このシーンは、いよいよ大詰めをむかえる展開に、多くの視聴者のボルテージが高まったと考えられる。

死の淵にいる道長の延命のため、プライドをかなぐり捨ててまひろに道長と会ってほしいと願う一途な倫子に多くの共感が集まった。
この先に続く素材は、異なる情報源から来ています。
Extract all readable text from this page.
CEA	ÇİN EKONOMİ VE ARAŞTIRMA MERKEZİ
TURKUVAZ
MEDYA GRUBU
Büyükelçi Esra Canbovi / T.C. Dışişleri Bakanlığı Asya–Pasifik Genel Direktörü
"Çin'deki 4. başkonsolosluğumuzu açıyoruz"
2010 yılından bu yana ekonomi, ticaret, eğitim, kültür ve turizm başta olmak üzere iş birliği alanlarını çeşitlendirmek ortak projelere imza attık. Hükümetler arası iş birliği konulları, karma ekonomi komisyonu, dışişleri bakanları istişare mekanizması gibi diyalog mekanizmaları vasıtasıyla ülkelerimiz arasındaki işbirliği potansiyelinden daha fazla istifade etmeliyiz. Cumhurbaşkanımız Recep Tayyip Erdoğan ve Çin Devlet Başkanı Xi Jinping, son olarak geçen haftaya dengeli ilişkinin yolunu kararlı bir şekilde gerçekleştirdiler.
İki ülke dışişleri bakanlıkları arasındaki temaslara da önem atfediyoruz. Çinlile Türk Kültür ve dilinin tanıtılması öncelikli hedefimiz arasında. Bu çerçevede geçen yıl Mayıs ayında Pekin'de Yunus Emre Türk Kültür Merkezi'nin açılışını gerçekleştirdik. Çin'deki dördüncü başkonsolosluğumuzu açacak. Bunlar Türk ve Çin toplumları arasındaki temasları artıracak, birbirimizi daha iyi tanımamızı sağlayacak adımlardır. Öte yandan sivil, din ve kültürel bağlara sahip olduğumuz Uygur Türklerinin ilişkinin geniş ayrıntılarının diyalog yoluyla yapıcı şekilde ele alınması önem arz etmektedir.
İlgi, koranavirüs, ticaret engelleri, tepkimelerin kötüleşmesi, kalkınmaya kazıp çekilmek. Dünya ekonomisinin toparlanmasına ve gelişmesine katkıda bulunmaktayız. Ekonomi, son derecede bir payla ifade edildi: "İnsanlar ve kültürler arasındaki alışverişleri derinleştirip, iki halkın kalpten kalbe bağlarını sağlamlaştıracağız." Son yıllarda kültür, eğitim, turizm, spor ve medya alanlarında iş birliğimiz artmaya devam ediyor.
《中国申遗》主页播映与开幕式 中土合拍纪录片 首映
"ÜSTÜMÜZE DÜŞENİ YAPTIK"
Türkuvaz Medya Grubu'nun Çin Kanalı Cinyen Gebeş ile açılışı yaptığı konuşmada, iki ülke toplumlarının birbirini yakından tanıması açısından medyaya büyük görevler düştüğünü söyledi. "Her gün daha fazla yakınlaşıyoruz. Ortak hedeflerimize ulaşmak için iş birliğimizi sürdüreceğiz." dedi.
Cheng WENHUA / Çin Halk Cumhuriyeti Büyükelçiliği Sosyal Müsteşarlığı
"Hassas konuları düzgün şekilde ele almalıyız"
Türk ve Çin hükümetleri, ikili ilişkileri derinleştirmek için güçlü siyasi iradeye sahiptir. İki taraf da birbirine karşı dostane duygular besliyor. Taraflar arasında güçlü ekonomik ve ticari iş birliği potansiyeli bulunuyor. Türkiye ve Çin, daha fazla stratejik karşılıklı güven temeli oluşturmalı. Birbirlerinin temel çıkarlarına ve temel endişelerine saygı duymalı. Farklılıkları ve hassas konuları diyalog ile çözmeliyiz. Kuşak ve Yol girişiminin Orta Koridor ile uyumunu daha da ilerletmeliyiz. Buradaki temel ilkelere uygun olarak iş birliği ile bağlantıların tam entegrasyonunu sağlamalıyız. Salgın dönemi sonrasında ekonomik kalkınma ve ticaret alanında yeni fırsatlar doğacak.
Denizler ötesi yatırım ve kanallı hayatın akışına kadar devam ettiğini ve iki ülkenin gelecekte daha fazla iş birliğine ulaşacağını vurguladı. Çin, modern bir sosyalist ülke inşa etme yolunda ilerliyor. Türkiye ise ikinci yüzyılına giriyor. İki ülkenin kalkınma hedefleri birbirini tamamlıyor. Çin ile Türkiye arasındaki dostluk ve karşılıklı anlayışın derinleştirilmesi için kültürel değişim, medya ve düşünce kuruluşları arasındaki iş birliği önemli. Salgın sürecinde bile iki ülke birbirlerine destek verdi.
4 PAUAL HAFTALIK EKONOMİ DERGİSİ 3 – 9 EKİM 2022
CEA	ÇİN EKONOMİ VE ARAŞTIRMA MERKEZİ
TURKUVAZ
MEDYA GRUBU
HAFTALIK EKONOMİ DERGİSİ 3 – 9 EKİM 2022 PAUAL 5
そして、刻一刻とせまるまひろと道長の今生の別れを視聴者は予感しながら、画面を注視したのではないだろうか。

SNSでは、「倫子さまが最後までかっこよかったところが、『光る君へ』で1番すきなところです」「倫子さまが道長くんの左手をそっと布団にもどす繊細な演出がなんともいえず好き」「心の底から愛する道長のために嫉妬もプライドも捨てて、まひろに頭を下げる倫子はすごい女性です」「1年間、高貴なお姫様の無邪気な愛らしさから、最高権力者の嫡妻としての威厳あるお姿までみせてくれた倫子さまが最高でした」といった、一途な賢母・倫子の生きざまに多くの称賛の声が上がった。

作中では「男の人生は妻で決まる」といったセリフが何度かあったが、倫子なくして道長の栄華はなかっただろう。倫子は四女・藤腹嬉子(瀧七海)と次女・藤原妍子(倉沢杏菜)に続き、道長にも先立たれたれたが、さらに1036(長元9)年には後一条天皇の中宮となった三女・威子も失ってしまう。1039(長暦3)年に出家し、その後、1053(天喜元)年に90歳で大往生を遂げた。そのなきがらは曾祖父である宇多天皇の建立した仁和寺に埋葬されたと伝わる。

黒木華演じる源倫子は、初登場時よりこれぞ平安貴族の姫とその外見と振る舞いが絶賛されてきた。まひろと道長の秘めた関係を知った時にどのような反応を見せるのか注目が集まっていたが、倫子は最後まで非常に優雅で度量の広い嫡妻として描かれた。そんな倫子は、『利家とまつ』のまつや、『功名が辻』の千代に並ぶ良妻と言っても過言ではない。